More recently, she worked as a raptor handler and research manager at the African Bird of Prey Sanctuary outside Pietermaritzburg.
For her PhD in Ecological Sciences, Thompson was able to combine her love of birds with her interest in anthropocentric climate change and its effect on wildlife. She said she was grateful to her boss at the African Bird of Prey Sanctuary, Ben Hoffman, for putting her in touch with UKZN’s Dr Mark Brown and Professor Colleen Downs who became her supervisors. Together they developed her PhD project looking at how birds would cope with climate change physiologically. They chose a small southern African bird, the ubiquitous Cape White-eye, as the study species.

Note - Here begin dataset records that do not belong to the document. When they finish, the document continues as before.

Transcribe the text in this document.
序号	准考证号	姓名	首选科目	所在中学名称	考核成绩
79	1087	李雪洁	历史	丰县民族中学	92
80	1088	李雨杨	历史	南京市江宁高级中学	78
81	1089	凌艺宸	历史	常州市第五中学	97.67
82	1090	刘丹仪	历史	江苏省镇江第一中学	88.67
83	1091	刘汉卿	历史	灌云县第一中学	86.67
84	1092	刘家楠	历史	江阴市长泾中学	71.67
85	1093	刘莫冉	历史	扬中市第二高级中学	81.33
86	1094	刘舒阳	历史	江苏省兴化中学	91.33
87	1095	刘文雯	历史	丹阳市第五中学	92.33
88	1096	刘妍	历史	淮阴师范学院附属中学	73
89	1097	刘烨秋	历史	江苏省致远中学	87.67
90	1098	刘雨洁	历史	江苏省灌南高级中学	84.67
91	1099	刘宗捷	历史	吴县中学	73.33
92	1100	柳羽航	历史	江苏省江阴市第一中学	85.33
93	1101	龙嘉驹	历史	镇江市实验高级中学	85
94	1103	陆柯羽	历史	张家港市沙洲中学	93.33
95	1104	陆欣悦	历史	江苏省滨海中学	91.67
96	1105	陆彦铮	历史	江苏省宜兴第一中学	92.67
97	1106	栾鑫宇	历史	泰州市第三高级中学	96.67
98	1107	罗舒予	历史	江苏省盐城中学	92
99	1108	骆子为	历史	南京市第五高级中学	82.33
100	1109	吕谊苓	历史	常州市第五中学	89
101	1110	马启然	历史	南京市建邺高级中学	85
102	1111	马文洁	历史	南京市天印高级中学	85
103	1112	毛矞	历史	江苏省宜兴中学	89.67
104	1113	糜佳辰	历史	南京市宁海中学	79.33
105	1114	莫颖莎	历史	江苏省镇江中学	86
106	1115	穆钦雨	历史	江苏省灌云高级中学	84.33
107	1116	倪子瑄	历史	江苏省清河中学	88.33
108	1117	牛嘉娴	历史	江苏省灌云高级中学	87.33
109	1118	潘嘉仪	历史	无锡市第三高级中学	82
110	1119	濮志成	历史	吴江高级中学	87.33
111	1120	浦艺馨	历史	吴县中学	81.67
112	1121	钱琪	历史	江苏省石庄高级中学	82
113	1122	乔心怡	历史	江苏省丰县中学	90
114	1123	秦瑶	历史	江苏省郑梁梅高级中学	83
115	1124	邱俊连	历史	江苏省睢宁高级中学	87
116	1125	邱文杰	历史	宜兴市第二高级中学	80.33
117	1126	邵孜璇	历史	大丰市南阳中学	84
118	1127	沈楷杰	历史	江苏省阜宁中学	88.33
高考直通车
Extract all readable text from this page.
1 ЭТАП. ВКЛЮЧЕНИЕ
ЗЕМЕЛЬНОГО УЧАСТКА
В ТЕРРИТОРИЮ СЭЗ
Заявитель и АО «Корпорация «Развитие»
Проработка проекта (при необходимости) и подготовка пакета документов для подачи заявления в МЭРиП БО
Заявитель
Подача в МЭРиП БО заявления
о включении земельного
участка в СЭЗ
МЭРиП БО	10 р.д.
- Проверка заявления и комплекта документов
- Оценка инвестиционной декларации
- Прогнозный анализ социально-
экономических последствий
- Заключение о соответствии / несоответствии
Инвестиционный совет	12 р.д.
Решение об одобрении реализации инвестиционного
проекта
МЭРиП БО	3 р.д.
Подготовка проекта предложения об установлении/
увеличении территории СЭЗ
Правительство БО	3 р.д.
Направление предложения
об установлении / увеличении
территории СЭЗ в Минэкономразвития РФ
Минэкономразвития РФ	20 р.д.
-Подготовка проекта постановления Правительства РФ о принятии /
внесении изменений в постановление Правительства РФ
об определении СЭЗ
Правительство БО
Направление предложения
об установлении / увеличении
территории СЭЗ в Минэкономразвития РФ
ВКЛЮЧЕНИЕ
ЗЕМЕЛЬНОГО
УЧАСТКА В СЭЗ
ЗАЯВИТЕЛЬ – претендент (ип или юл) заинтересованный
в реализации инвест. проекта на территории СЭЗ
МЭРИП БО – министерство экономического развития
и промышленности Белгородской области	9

Thompson’s research investigated if and how Cape White-eyes coped with climate change by adjusting their metabolic rates. ‘By the year 2080, South Africa is expected to have warmed by 4ºC, so I investigated the effect of such an increase on the physiology of Cape White-eyes,’ said Thompson. ‘Although they altered their metabolic rates in response to the warmer temperature, the effect was only very slight, so it seems as though Cape White-eyes will be able to cope with this temperature increase.
‘Nevertheless, we should still be wary of the effects of heat waves and droughts on these birds,’ cautioned Thompson.
Thompson’s love and passion for the great outdoors was slightly curtailed by the hours of intensive lab work – often over weekends – involved in doing a PhD. This didn’t deter her from going out bird ringing with friends and colleagues whenever possible, so that she could get into the field and enjoy the sunshine. ‘This helped to keep me sane,’ she said.
‘I didn’t realise at first how independent postgraduate students need to be but I had the help of some fantastic technicians and support from the postdoctoral students in my department, who guided me through my lab work and the analysis and writing stages. I am very grateful to them.’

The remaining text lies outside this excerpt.